Since your Apple account already integrates your billing infos, the whole process is as seamless as it is on the app store or on the web, probably the first really compelling e-shopping experience on mobile to date !

Mobile Phones are targeted by hackers

While the app stores have been marketed as a safe place by Apple since the very beginning, turns out they can become quite easily the haven of the new-age app piracy.
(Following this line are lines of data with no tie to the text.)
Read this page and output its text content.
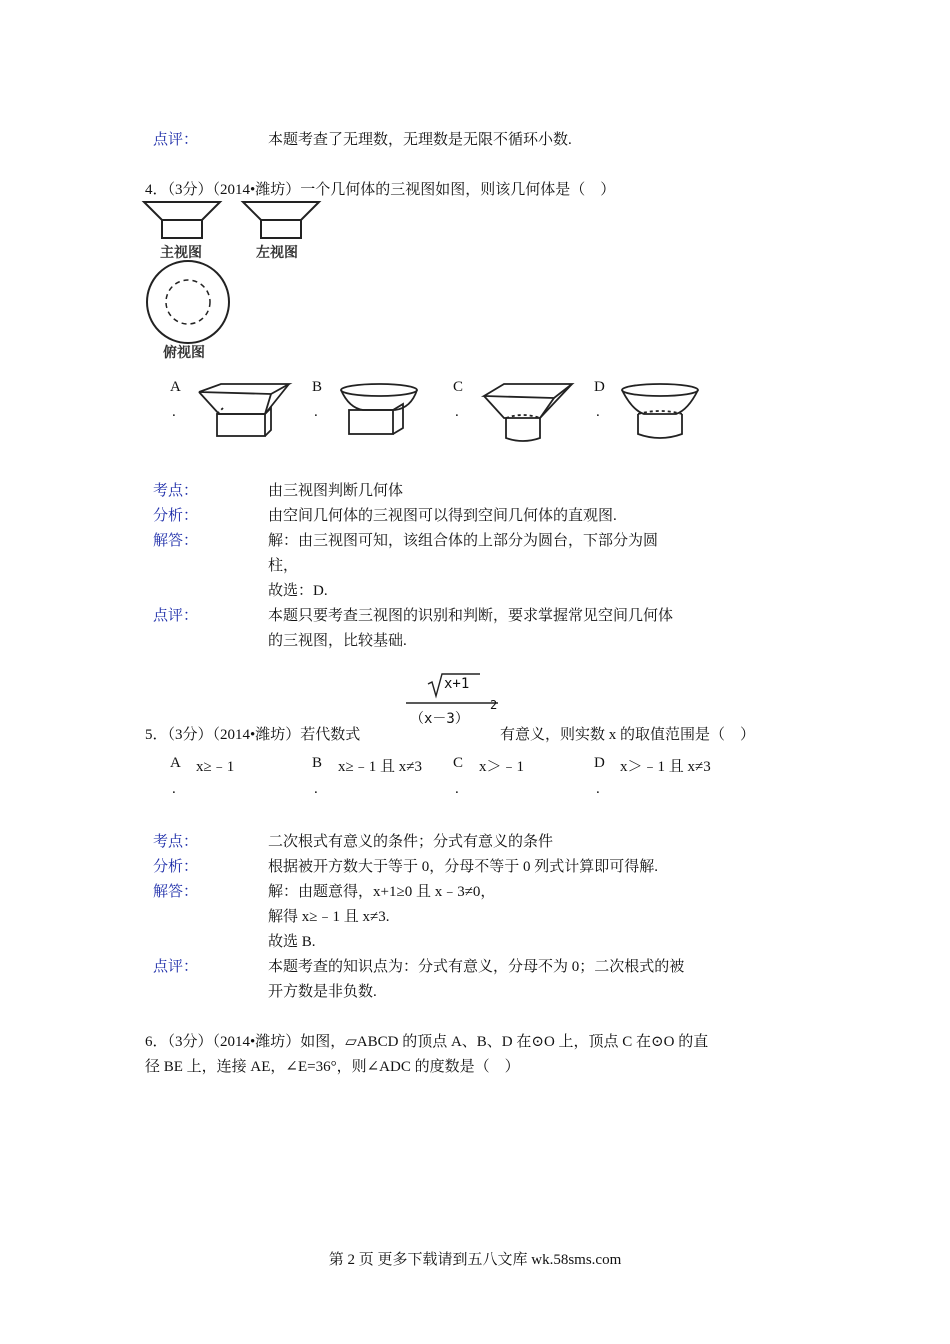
点评：	本题考查了无理数，无理数是无限不循环小数.
4．（3分）（2014•潍坊）一个几何体的三视图如图，则该几何体是（　）
主视图	左视图
俯视图
A
.
B
.
C
.
D
.
考点：	由三视图判断几何体
分析：	由空间几何体的三视图可以得到空间几何体的直观图.
解答：	解：由三视图可知，该组合体的上部分为圆台，下部分为圆
柱，
故选：D.
点评：	本题只要考查三视图的识别和判断，要求掌握常见空间几何体
的三视图，比较基础.
x+1
（x－3）
2
5．（3分）（2014•潍坊）若代数式	有意义，则实数 x 的取值范围是（　）
A x≥﹣1
.
B x≥﹣1 且 x≠3
.
C x＞﹣1
.
D x＞﹣1 且 x≠3
.
考点：	二次根式有意义的条件；分式有意义的条件
分析：	根据被开方数大于等于 0，分母不等于 0 列式计算即可得解.
解答：	解：由题意得，x+1≥0 且 x﹣3≠0，
解得 x≥﹣1 且 x≠3.
故选 B.
点评：	本题考查的知识点为：分式有意义，分母不为 0；二次根式的被
开方数是非负数.
6．（3分）（2014•潍坊）如图，▱ABCD 的顶点 A、B、D 在⊙O 上，顶点 C 在⊙O 的直
径 BE 上，连接 AE，∠E=36°，则∠ADC 的度数是（　）
第 2 页 更多下载请到五八文库 wk.58sms.com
The WSJ runs an article on the subject (thanks @gr for the link) where they give as an example a fake banking application sold 1,50USD on the Google app store.

Of course Apple has a very strict human-based approval process that should limit those malwares/spywares, but while the other app stores only react to notification, bottom line is the mobile app world is getting unsafe, and those articles definitely are raising awareness on this fact.
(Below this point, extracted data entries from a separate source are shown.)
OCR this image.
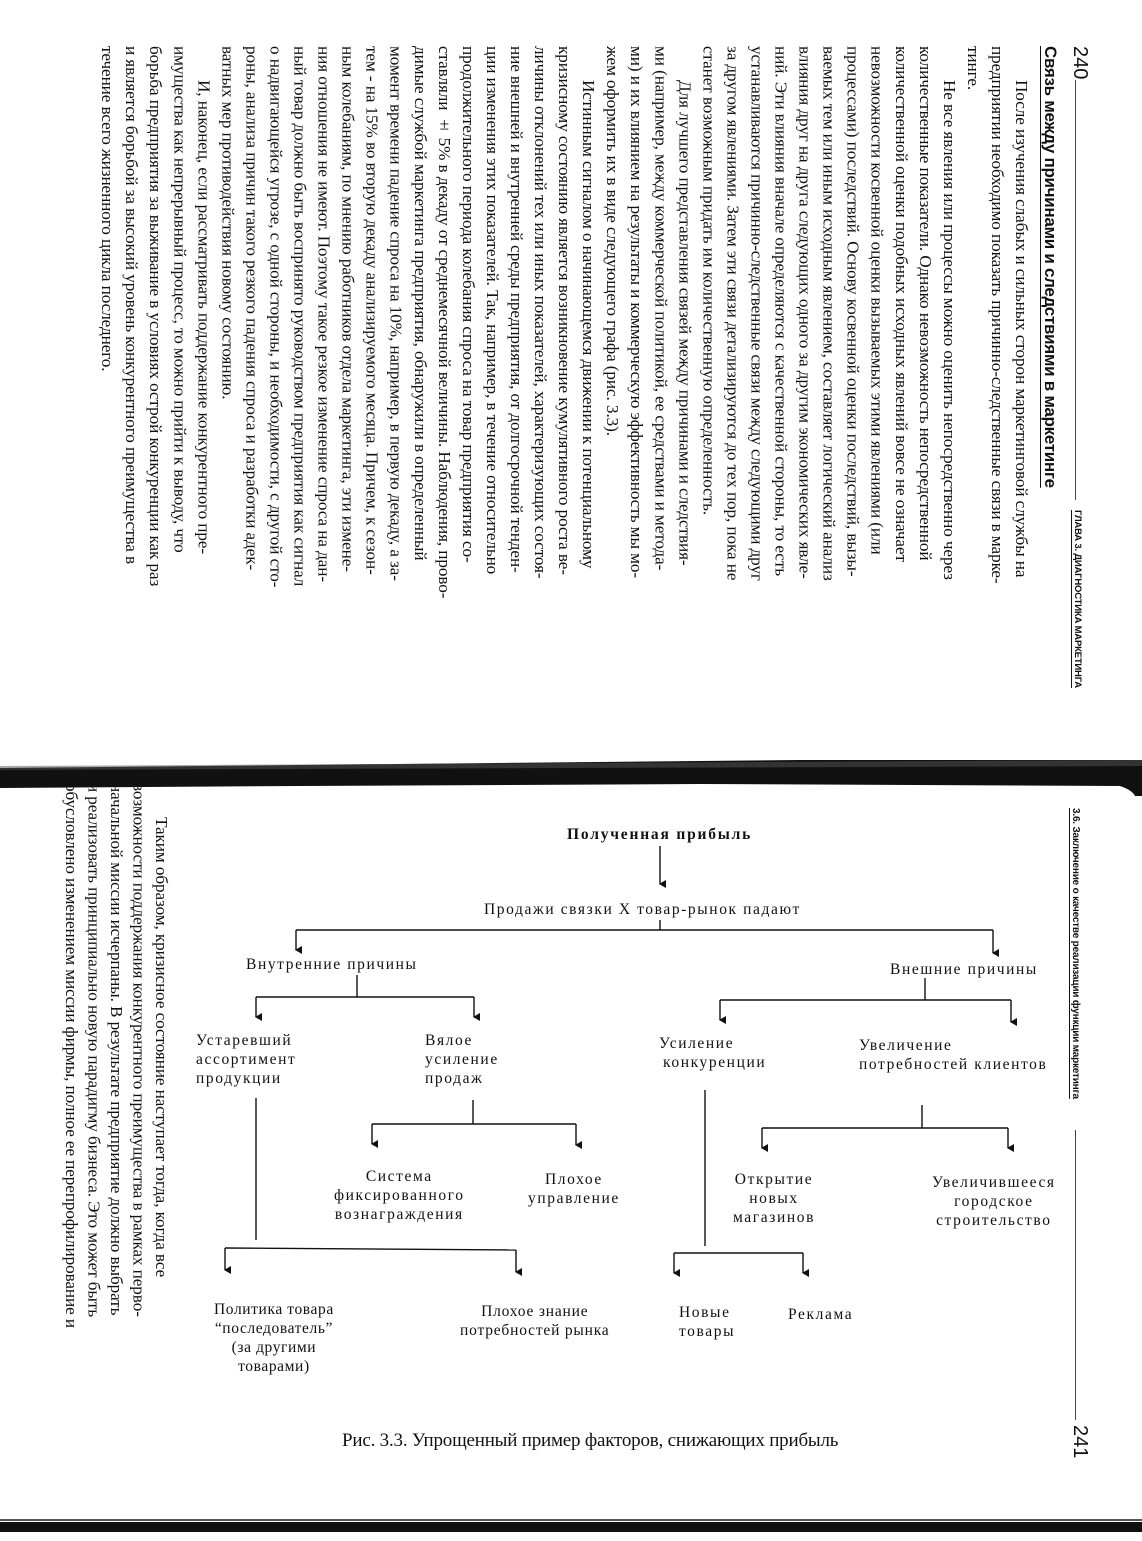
240
ГЛАВА 3. ДИАГНОСТИКА МАРКЕТИНГА
Связь между причинами и следствиями в маркетинге
После изучения слабых и сильных сторон маркетинговой службы на
предприятии необходимо показать причинно-следственные связи в марке-
тинге.
Не все явления или процессы можно оценить непосредственно через
количественные показатели. Однако невозможность непосредственной
количественной оценки подобных исходных явлений вовсе не означает
невозможности косвенной оценки вызываемых этими явлениями (или
процессами) последствий. Основу косвенной оценки последствий, вызы-
ваемых тем или иным исходным явлением, составляет логический анализ
влияния друг на друга следующих одного за другим экономических явле-
ний. Эти влияния вначале определяются с качественной стороны, то есть
устанавливаются причинно-следственные связи между следующими друг
за другом явлениями. Затем эти связи детализируются до тех пор, пока не
станет возможным придать им количественную определенность.
Для лучшего представления связей между причинами и следствия-
ми (например, между коммерческой политикой, ее средствами и метода-
ми) и их влиянием на результаты и коммерческую эффективность мы мо-
жем оформить их в виде следующего графа (рис. 3.3).
Истинным сигналом о начинающемся движении к потенциальному
кризисному состоянию является возникновение кумулятивного роста ве-
личины отклонений тех или иных показателей, характеризующих состоя-
ние внешней и внутренней среды предприятия, от долгосрочной тенден-
ции изменения этих показателей. Так, например, в течение относительно
продолжительного периода колебания спроса на товар предприятия со-
ставляли ± 5% в декаду от среднемесячной величины. Наблюдения, прово-
димые службой маркетинга предприятия, обнаружили в определенный
момент времени падение спроса на 10%, например, в первую декаду, а за-
тем - на 15% во вторую декаду анализируемого месяца. Причем, к сезон-
ным колебаниям, по мнению работников отдела маркетинга, эти измене-
ния отношения не имеют. Поэтому такое резкое изменение спроса на дан-
ный товар должно быть воспринято руководством предприятия как сигнал
о надвигающейся угрозе, с одной стороны, и необходимости, с другой сто-
роны, анализа причин такого резкого падения спроса и разработки адек-
ватных мер противодействия новому состоянию.
И, наконец, если рассматривать поддержание конкурентного пре-
имущества как непрерывный процесс, то можно прийти к выводу, что
борьба предприятия за выживание в условиях острой конкуренции как раз
и является борьбой за высокий уровень конкурентного преимущества в
течение всего жизненного цикла последнего.
3.6. Заключение о качестве реализации функции маркетинга
241
Полученная прибыль
Продажи связки X товар-рынок падают
Внутренние причины	Внешние причины
Устаревший
ассортимент
продукции
Вялое
усиление
продаж
Усиление
конкуренции
Увеличение
потребностей клиентов
Система
фиксированного
вознаграждения
Плохое
управление
Открытие
новых
магазинов
Увеличившееся
городское
строительство
Политика товара
“последователь”
(за другими
товарами)
Плохое знание
потребностей рынка
Новые
товары
Реклама
Рис. 3.3. Упрощенный пример факторов, снижающих прибыль
Таким образом, кризисное состояние наступает тогда, когда все
возможности поддержания конкурентного преимущества в рамках перво-
начальной миссии исчерпаны. В результате предприятие должно выбрать
и реализовать принципиально новую парадигму бизнеса. Это может быть
обусловлено изменением миссии фирмы, полное ее перепрофилирование и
Even with all the human brain curation of the app store, it appears it’s far from perfect as explains the WSJ article “Consumers should be aware that iPhone security is far from perfect and that a piece of software downloaded from the App Store may still be harmful,” wrote software engineer Nicolas Seriot in a research paper detailing iPhone security holes that he presented at a computer security conference in February.

It’s probably time to secure that environment where apps and andvanced browser lead to the same threats that we’ve been taught to manage on the PC world, just as some visionaries such as F-Secure have foreseen for a couple of years already.

Sharp brings 3D HD video capabilities to handhelds

From Sharp’s press release :

Sharp Corporation has developed a 3D camera module for mobile devices capable of capturing high-definition (720p*2) 3D video images, an industry first. Sharp will start shipping samples in July. Mass production of these modules will begin within 2010.

3D images are composed of two views taken using two cameras that simultaneously capture separate images for the right and left eyes. Consequently, a 3D camera requires peripheral circuitry to apply image processing to the two images, for example, to adjust color or to correct positioning between the images from the two cameras. Manufacturers have thus been pursuing designs that reduce the size and weight of 3D cameras and seeking ways to shorten their development period.

Those modules are hitting pre-prod this summer and mass production by the end of the year, hopefully we’ll see the first camera early 2011 that will get full 3D HD capability! Can’t wait to get a 3D setup at home to enjoy the full experience.

pCalc – the calculator business plan

PCalc for iPadI installed yesterday pCalc on my iPad and was quite amazed by the way the developer invented a really innovative business model of freemium … for a simple calculator.

As any freemium model, the basic calculator is free and high-quality and the developer identified a few typologies of users that need special functions such as HEX/Binary handling, RPN with multi-lines… and all those features can be purchased in-app in a super smooth way.

It’s jus brilliant to see that something as simple as a calculator can be a field of innovation like this.